The Blog recipe is probably the best way to get an experience similar to other blog-based static site generators like Jekyll. It will pick up all Markdown and Razor files in the /posts directory as blog posts, and all Markdown and Razor files in the root site directory as additional information pages. It will also generate Atom and RSS feeds for your posts, as well as create archives by date and by tags.

Key Features

  • Content pages in addition to blog posts.
  • Posts and pages can be in Markdown or Razor.
  • Tag engine, including a tag archive and tag lists on every post.
  • Automatic archive page.
  • Meta-refresh redirects and/or a Netlify redirect file.
  • RSS, Atom, and/or RDF feeds.


To scaffold the recipe, run:

wyam new -r Blog

This generates a skeleton set of input files that includes a blog post and a content page. You can use this as a starting point for your own site.


To build a site with this recipe, run:

wyam -r Blog


To select a specific theme, run:

wyam -r Blog -t CleanBlog

Usage Notes

Blog Post Published Dates

To find the published date for blog posts, the metadata will first be searched for a Published value. If one cannot be found (or it can't be converted to a DateTime) then the filename of the input file for the post will be checked for a date that appears in the beginning of the file name of the format YYYY-MM-DD-.

Index and Archive Pages

The Blog recipe is very flexible in terms of how your posts are presented. You can display them on the index page, on an archive page, with or without excerpts, and control things like page counts. This is all managed using the following settings:

  • BlogKeys.IndexPageSize
  • BlogKeys.IndexPaging
  • BlogKeys.IndexFullPosts
  • BlogKeys.ArchivePageSize
  • BlogKeys.ArchiveExcerpts
  • BlogKeys.GenerateArchive

You can display your posts on either the index, a separate archive, or both.

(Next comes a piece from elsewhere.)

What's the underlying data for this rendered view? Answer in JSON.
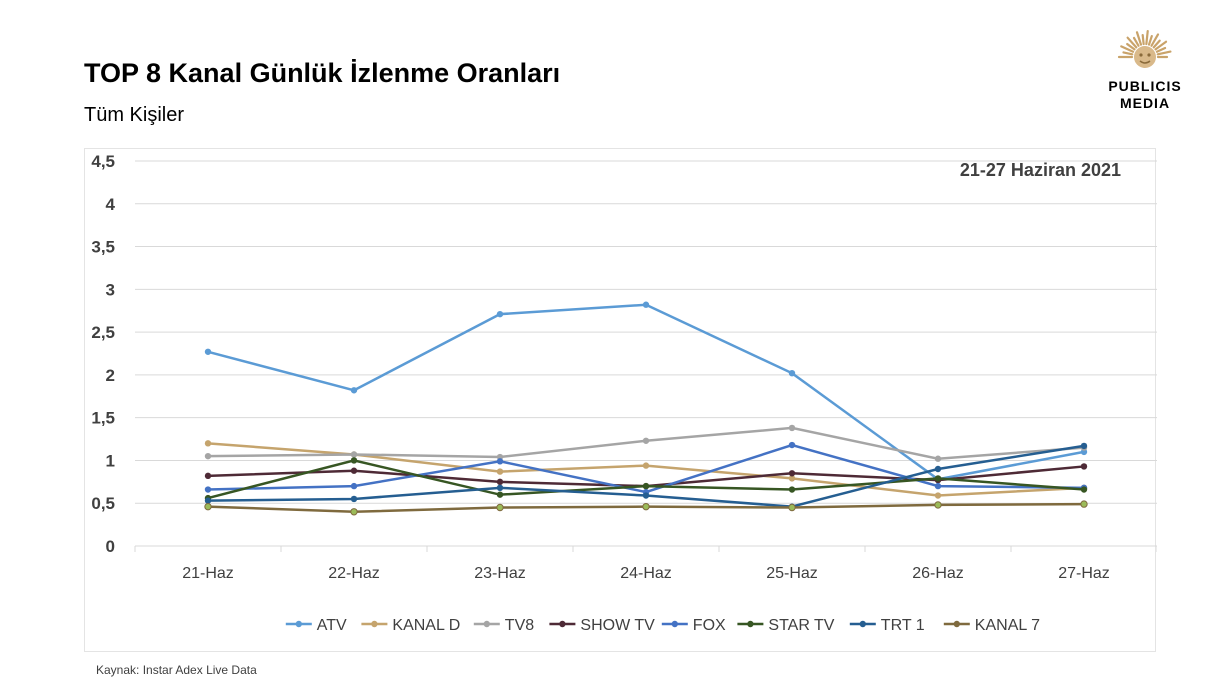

For example, to display the full content of your most recent post on the index and the remaining posts in the archive in pages of 10, add the following to your configuration file:

Settings[BlogKeys.IndexPageSize] = 1;
Settings[BlogKeys.IndexFullPosts] = true;
Settings[BlogKeys.ArchivePageSize] = 10;

Alternatively, to display all of your posts on the index page in groups of 5 and turn off the archive section, add the following:

Settings[BlogKeys.IndexPageSize] = 5;
Settings[BlogKeys.IndexPaging] = true;
Settings[BlogKeys.GenerateArchive] = false;

For more information about these settings including their types and default values, see the settings page.


If migrating your site from another generator, the paths may not match up exactly. This recipe supports multiple styles of redirects. To activate, add RedirectFrom metadata to the front matter of each page that should be the endpoint of a redirection. You can control what gets generated to support redirection with the MetaRefreshRedirects and NetlifyRedirects global metadata values. By default, meta refresh redirects are generated. These are small HTML files that contain a <meta> header tag redirecting the client. They are also supported by Google and other search engines.

The recipe includes the ability to validate both relative (internal) and absolute (external) links. Both features are opt-in given that they add additional time to the generation process. To activate them add Settings[BlogKeys.ValidateRelativeLinks] = true; for relative link validation and/or Settings[BlogKeys.ValidateAbsoluteLinks] = true; for absolute link validation to your configuration file.

By default validation failures output a warning with details on the link, why it failed, and which files it's in. You can switch to outputting errors (which will usually break the build) by using Settings[BlogKeys.ValidateLinksAsError] = true; in your configuration file.

Note that turning on validation for absolute links typically results in a number of falsely reported failures which will need to be checked manually (so it's not recommended to validate absolute links and output errors).